Epithelioid angiosarcoma: A neoplasm with potential diagnostic challenges

Epithelioid angiosarcomas are extremely rare tumors associated with poor prognosis and early metastases. Its epithelioid cytomorphology and limited vasoformation make it difficult to distinguish from more common malignancies, such as, carcinoma. This can be a potential diagnostic pitfall for the cytopathologist. In this report, the patient is a 24‐year‐old man presenting with testicular pain, a pelvic mass, and innumerable liver nodules. Immediate interpretation of the needle core biopsies of the pelvic mass and liver lesions initially favored a poorly differentiated adenocarcinoma.

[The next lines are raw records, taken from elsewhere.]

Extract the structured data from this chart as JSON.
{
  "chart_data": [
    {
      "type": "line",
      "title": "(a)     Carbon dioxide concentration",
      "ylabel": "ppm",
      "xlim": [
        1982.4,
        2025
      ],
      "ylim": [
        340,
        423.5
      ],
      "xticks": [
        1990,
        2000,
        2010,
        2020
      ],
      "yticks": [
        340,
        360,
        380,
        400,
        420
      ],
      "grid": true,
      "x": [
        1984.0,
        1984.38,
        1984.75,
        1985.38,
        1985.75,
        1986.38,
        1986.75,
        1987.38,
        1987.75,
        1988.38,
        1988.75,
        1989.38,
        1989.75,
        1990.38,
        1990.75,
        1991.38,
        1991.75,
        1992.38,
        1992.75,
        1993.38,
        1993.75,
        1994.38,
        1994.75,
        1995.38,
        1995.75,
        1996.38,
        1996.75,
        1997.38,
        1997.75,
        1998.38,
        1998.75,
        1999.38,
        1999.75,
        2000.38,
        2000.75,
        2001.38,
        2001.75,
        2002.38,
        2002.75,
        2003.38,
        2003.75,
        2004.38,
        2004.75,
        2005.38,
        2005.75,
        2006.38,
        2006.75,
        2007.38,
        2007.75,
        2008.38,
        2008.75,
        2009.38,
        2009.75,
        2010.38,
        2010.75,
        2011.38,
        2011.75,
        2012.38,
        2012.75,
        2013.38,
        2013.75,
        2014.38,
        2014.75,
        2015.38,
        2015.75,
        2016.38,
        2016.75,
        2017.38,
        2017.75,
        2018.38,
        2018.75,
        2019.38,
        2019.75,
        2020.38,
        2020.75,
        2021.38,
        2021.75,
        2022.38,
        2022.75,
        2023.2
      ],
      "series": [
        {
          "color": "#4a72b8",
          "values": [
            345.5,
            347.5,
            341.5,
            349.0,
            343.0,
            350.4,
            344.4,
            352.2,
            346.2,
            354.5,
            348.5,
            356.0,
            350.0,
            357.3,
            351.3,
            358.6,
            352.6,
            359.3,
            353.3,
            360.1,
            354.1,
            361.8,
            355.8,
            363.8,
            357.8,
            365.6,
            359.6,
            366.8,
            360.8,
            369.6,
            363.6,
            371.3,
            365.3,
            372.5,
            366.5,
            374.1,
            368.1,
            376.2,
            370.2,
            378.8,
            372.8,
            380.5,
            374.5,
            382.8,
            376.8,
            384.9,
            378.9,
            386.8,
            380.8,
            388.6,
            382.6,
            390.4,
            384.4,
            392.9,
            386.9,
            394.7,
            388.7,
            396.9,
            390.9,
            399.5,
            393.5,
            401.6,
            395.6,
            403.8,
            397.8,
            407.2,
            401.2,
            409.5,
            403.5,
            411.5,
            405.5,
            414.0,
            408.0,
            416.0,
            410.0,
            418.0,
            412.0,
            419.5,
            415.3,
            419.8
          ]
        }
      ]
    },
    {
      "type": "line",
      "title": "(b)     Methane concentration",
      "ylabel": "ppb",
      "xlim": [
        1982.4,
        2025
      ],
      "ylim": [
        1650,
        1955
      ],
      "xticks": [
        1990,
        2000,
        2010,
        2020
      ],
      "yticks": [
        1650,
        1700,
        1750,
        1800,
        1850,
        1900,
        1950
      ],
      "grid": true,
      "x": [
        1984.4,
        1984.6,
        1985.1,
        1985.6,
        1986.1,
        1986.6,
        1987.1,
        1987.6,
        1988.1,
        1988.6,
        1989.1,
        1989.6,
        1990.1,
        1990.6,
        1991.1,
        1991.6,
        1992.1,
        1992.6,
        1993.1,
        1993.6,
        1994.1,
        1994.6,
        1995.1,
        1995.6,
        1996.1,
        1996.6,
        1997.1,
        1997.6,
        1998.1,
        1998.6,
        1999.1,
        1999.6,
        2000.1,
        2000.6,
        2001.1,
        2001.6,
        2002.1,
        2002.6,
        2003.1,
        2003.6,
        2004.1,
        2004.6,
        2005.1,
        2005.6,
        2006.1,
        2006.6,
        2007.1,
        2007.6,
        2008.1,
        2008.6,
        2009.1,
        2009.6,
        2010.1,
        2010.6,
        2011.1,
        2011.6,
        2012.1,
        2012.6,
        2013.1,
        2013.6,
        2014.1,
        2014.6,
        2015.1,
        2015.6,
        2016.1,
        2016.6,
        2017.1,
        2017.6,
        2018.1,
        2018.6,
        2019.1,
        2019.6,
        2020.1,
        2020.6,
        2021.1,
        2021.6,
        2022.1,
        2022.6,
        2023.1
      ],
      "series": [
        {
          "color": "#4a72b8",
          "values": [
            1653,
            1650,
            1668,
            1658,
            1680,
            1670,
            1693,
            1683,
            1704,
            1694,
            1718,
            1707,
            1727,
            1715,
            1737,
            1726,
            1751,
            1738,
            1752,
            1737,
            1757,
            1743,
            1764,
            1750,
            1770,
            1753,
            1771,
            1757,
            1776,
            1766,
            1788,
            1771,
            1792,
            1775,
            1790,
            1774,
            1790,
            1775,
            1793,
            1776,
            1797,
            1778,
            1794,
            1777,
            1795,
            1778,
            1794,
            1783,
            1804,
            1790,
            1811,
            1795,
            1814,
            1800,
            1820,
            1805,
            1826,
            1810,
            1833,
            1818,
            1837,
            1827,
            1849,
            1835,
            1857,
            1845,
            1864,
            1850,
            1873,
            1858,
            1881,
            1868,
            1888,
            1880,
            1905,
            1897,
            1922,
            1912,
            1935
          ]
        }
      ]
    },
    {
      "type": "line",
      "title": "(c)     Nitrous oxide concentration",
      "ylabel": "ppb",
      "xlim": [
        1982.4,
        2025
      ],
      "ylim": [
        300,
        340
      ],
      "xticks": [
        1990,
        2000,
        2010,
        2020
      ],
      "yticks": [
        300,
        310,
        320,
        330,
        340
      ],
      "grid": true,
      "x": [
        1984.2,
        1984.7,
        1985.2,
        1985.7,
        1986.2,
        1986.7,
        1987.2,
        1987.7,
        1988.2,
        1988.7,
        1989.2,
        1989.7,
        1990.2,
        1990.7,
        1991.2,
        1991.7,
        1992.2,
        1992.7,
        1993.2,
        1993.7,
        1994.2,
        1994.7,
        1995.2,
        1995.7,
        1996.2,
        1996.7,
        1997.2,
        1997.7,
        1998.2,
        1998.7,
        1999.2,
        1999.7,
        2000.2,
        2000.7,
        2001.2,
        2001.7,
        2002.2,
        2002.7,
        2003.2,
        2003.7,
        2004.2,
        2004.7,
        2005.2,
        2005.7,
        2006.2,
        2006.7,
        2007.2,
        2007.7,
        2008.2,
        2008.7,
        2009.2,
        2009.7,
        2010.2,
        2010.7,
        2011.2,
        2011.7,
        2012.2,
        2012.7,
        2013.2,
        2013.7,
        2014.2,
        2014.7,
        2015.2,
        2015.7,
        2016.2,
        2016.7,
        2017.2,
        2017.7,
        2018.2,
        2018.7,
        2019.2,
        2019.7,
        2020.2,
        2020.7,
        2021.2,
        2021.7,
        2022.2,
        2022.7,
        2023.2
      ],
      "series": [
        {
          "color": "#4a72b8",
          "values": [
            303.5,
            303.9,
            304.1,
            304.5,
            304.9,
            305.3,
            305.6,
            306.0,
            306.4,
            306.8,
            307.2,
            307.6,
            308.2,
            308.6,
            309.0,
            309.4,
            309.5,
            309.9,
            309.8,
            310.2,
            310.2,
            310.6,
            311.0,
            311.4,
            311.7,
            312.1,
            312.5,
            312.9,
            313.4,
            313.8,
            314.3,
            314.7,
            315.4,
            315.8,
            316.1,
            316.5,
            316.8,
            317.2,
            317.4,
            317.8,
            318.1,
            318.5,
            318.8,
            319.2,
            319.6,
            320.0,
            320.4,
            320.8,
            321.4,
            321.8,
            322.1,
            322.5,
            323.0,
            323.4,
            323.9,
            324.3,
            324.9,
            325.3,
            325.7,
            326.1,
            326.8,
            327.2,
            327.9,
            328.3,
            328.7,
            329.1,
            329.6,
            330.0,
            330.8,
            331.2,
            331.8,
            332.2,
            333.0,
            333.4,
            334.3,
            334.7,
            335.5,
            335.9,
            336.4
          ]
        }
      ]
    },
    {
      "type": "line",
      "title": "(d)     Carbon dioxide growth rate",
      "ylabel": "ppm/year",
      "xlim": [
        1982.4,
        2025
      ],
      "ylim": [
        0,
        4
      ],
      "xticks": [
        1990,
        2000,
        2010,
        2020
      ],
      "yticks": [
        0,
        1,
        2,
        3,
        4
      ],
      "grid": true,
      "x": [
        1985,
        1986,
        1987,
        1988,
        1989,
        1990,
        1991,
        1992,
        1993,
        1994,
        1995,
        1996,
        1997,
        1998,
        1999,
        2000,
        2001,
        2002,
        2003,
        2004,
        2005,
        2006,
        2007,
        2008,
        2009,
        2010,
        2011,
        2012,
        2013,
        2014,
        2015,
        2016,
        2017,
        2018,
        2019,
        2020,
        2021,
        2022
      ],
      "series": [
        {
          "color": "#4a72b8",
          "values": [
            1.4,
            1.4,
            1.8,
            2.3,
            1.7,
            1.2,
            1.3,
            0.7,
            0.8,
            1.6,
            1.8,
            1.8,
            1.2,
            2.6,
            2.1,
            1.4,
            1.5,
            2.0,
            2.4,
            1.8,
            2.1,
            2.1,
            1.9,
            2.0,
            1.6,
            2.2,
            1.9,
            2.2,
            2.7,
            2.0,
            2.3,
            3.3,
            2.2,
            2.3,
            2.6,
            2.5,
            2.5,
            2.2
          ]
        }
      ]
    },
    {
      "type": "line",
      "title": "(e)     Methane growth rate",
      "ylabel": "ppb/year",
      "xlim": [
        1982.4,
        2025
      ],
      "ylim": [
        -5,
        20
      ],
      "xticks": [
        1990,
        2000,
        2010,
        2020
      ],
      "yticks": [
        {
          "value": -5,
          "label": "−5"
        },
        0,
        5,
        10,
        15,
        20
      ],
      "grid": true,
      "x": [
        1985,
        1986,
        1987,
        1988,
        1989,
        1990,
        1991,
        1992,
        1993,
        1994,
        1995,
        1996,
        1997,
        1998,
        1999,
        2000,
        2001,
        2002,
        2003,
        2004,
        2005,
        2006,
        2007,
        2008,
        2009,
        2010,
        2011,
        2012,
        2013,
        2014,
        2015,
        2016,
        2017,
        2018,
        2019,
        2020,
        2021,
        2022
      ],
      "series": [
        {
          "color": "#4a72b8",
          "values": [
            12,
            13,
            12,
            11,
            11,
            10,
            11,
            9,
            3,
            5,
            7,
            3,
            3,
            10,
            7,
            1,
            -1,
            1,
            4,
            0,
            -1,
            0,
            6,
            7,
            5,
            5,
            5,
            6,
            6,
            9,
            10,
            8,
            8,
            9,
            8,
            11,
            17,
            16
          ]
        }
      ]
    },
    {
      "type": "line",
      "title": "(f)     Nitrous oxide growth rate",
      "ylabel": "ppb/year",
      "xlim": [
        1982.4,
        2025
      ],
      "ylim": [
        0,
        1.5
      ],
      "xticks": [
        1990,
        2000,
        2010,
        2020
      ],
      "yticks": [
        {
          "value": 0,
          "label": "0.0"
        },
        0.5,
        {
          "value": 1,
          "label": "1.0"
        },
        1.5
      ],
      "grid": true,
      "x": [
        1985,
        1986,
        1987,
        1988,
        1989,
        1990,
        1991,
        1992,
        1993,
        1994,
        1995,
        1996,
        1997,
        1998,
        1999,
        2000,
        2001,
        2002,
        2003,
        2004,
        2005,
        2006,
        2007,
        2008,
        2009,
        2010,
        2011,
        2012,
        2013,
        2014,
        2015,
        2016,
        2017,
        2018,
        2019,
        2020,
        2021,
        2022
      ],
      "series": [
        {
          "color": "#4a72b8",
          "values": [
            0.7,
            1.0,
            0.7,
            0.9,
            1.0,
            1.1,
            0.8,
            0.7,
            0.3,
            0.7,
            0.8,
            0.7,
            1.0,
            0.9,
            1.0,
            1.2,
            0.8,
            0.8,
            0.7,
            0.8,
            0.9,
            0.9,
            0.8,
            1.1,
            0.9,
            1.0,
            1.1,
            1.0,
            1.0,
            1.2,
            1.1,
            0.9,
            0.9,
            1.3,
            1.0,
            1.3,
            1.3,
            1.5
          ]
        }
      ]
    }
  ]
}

Unusual positive immunohistochemical stains for CD30 and CK7 ultimately led the investigation toward a tumor of mesenchymal origin. Further, immunohistochemical evaluation demonstrated positive CD31 and Factor VIII staining and established the final diagnosis of epithelioid angiosarcoma. The tumor cells were negative for CD34, CK20, alpha‐fetoprotein, placental‐like alkaline phosphatase, hepatocyte paraffin 1, polyclonal carcinoembryonic antigen, CD10, CA‐125, prostate‐specific antigen, and prostatic acid phosphatase. This case is reported to illustrate the importance of considering the diagnosis of epithelioid angiosarcoma when encountering an “epithelioid” neoplasm particularly with unusual immunoreactivity for CK7 and CD30. Diagn. Cytopathol. 2010. © 2009 Wiley‐Liss, Inc.